Same-size requirement#

The merge algorithm assumes all masks have identical dimensions. The output takes its height and width from the first mask. If masks differ in size, results are undefined.

This is intentional: masks represent the same image region, so they should be the same size. If you need to combine masks of different sizes, pad or crop them first to match.

Multi-mask operations#

For more than two masks, we could chain pairwise merges:

result = merge(merge(merge(m1, m2), m3), m4)

But that’s O(n × runs) and builds intermediate results.

Better: merge all at once with k pointers, one per mask. At each step, find the earliest event across all masks, compute the output value from all k inputs, and advance the relevant pointers.

The truth table now has 2^k entries. For k=4 masks with AND, the table is a single bit at position 15 (all inputs 1). For OR, it’s all bits except position 0.

Cost is O(total_runs) with O(k) work per event for finding the minimum and computing the output. For small k, this is efficient.

Run count bounds#

How many runs can the output have? In the worst case, every run boundary in either input creates a new run in the output. So:

output_runs <= runs_a + runs_b

But often it’s much less. AND of two sparse masks produces a very sparse result. OR of similar masks produces something close to either input.

The library allocates conservatively (sum of input runs) and shrinks after the merge completes.

Special cases#

Complement: Flip all bit values by shifting the run interpretation. If the first run is zero-length, remove it (shifting indices down). Otherwise, prepend a zero-length run (shifting indices up). This is O(1) for the inplace version since extra space is pre-allocated.

Self-operations: A & A = A, A | A = A, A ^ A = 0, A - A = 0. The library doesn’t special-case these; the merge algorithm handles them correctly with the same cost as any other merge.

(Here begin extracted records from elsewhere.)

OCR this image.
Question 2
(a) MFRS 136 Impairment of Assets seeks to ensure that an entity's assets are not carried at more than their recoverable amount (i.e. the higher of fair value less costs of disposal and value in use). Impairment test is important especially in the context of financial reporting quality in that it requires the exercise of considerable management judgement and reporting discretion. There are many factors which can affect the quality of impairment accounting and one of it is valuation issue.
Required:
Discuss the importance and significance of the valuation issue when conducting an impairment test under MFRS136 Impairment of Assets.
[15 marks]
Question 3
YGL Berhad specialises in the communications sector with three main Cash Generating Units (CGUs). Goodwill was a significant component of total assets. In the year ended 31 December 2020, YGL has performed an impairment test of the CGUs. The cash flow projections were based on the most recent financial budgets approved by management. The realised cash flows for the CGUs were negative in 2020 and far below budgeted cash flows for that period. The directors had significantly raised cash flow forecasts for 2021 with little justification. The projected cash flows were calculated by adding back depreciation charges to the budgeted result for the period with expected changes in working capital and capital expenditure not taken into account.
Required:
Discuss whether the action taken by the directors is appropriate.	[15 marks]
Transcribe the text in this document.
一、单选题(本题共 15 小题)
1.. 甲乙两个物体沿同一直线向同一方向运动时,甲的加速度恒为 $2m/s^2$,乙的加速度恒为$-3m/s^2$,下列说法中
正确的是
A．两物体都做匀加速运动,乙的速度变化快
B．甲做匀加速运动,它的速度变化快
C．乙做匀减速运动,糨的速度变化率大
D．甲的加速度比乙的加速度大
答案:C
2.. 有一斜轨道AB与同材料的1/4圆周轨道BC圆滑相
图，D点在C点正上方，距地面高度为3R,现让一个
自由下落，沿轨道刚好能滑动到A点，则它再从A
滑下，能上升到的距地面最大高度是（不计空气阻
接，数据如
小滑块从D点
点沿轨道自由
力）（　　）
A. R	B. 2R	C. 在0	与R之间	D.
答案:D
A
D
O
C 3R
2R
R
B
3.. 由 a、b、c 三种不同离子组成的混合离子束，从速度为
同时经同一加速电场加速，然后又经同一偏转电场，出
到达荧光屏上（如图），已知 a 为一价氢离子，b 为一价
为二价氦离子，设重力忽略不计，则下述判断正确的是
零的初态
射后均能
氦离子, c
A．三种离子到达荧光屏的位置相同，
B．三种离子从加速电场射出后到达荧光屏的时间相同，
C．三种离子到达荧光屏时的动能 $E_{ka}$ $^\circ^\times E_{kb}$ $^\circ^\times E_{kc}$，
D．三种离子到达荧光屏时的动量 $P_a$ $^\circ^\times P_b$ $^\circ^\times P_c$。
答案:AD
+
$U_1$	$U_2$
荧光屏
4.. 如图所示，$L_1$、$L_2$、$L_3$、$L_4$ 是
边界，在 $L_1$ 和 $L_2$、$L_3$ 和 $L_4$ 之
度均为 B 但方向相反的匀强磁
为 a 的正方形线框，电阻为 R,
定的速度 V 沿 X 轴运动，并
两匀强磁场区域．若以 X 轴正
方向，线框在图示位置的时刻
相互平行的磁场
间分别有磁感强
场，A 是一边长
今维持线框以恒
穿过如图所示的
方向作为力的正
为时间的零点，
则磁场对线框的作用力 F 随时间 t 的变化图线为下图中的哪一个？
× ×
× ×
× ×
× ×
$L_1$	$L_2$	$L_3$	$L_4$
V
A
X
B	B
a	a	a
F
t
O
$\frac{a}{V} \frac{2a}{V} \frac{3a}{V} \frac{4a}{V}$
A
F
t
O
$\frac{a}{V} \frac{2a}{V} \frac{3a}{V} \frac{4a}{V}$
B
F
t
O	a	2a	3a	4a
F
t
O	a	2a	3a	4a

Empty masks: A mask with no foreground is just one run of all zeros. Merging with an empty mask is still O(runs) in the non-empty mask.

The code structure#

The implementation in boolfuncs.c:

void rleMerge(RLE *a, RLE *b, RLE *out, uint truth_table) {
    // Allocate output (worst case: sum of input runs)
    // Two-pointer scan with truth table lookup
    // Shrink output to actual size
}

void rleAnd(RLE *a, RLE *b, RLE *out) {
    rleMerge(a, b, out, 0b1000);
}

void rleOr(RLE *a, RLE *b, RLE *out) {
    rleMerge(a, b, out, 0b1110);
}

Higher-level operations (complement, difference, XOR) are built on the same merge primitive with different truth tables.